Without question, Queen’s Park has not stepped up on the operating side ever since the Harris years when transit was abandoned completely. Toronto gets a paltry $70m in operating subsidy from gas taxes (the rest goes to capital projects and is inadequate on that score too), but nowhere near the 50/50 sharing of operating subsidies Toronto once knew. However, if we ever do see more Provincial money in Toronto, it must not simply be used as an offset against the City’s share, but as a way to enhance transit service.
In some mythical world with an enlightened national government in Ottawa, we might see operating funds, but far more likely would be an established program to provide capital subsidies for expansion and major infrastructure renewal.
Metrolinx is now considering its “Investment Strategy”, the problem of funding a huge build-out and operation of The Big Move’s transit map.
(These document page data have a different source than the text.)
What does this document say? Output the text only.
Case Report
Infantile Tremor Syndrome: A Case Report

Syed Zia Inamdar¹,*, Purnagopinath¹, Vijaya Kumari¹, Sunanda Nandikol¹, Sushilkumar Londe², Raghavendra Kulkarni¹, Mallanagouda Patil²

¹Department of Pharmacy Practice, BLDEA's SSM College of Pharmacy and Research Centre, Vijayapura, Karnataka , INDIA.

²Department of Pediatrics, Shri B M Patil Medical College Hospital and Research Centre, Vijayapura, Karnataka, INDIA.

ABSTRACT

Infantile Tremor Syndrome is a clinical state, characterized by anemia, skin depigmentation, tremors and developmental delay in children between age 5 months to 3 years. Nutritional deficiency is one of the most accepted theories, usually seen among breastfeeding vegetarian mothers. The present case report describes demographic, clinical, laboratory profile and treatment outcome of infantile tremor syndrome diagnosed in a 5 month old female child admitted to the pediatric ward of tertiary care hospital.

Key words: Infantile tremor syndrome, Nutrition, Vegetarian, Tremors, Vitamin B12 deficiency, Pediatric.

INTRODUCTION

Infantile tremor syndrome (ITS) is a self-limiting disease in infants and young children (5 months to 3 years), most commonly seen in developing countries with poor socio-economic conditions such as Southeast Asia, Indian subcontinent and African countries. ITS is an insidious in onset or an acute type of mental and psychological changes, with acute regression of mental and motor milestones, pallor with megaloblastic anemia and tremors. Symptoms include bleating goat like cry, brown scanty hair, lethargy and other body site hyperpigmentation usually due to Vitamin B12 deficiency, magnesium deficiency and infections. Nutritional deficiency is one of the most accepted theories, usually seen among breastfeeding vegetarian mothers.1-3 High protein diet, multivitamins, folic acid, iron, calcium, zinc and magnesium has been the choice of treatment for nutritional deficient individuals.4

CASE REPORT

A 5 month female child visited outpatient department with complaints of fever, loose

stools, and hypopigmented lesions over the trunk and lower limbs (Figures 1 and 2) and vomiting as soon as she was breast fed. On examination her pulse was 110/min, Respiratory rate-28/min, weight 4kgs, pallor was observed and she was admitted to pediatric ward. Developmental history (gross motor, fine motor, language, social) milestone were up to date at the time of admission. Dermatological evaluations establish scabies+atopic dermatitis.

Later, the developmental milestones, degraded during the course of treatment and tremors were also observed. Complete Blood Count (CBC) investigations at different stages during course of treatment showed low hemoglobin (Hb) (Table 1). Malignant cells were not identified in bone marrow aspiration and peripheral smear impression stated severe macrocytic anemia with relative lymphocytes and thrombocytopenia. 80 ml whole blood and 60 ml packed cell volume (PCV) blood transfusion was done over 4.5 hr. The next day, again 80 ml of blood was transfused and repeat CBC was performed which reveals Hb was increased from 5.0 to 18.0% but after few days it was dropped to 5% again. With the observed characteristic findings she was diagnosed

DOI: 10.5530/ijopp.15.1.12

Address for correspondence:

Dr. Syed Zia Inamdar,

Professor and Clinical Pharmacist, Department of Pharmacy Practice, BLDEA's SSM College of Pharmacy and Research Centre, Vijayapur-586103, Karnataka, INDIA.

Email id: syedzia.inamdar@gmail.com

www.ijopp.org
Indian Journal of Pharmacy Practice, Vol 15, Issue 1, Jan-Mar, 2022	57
Additional challenges lie in local transit all over the GTA where transit service carries a fraction of the travel market of Toronto, and yet local transit is an essential part of moving around the region.
Toronto Council wants to explore regional funding with its neighbours in the 905. All of this investment in building and operations will not be cheap, but it must not divert attention from the need for better funding and service within Toronto itself. Staying as good as we were last year is not enough. That was the idea behind the Ridership Growth Strategy and Transit City despite their faults, and much has been lost in the blind hatred of any Miller-era plans by the Ford crew at City Hall. The challenge for Council is to address what transit can do, what a real “transit city” can be.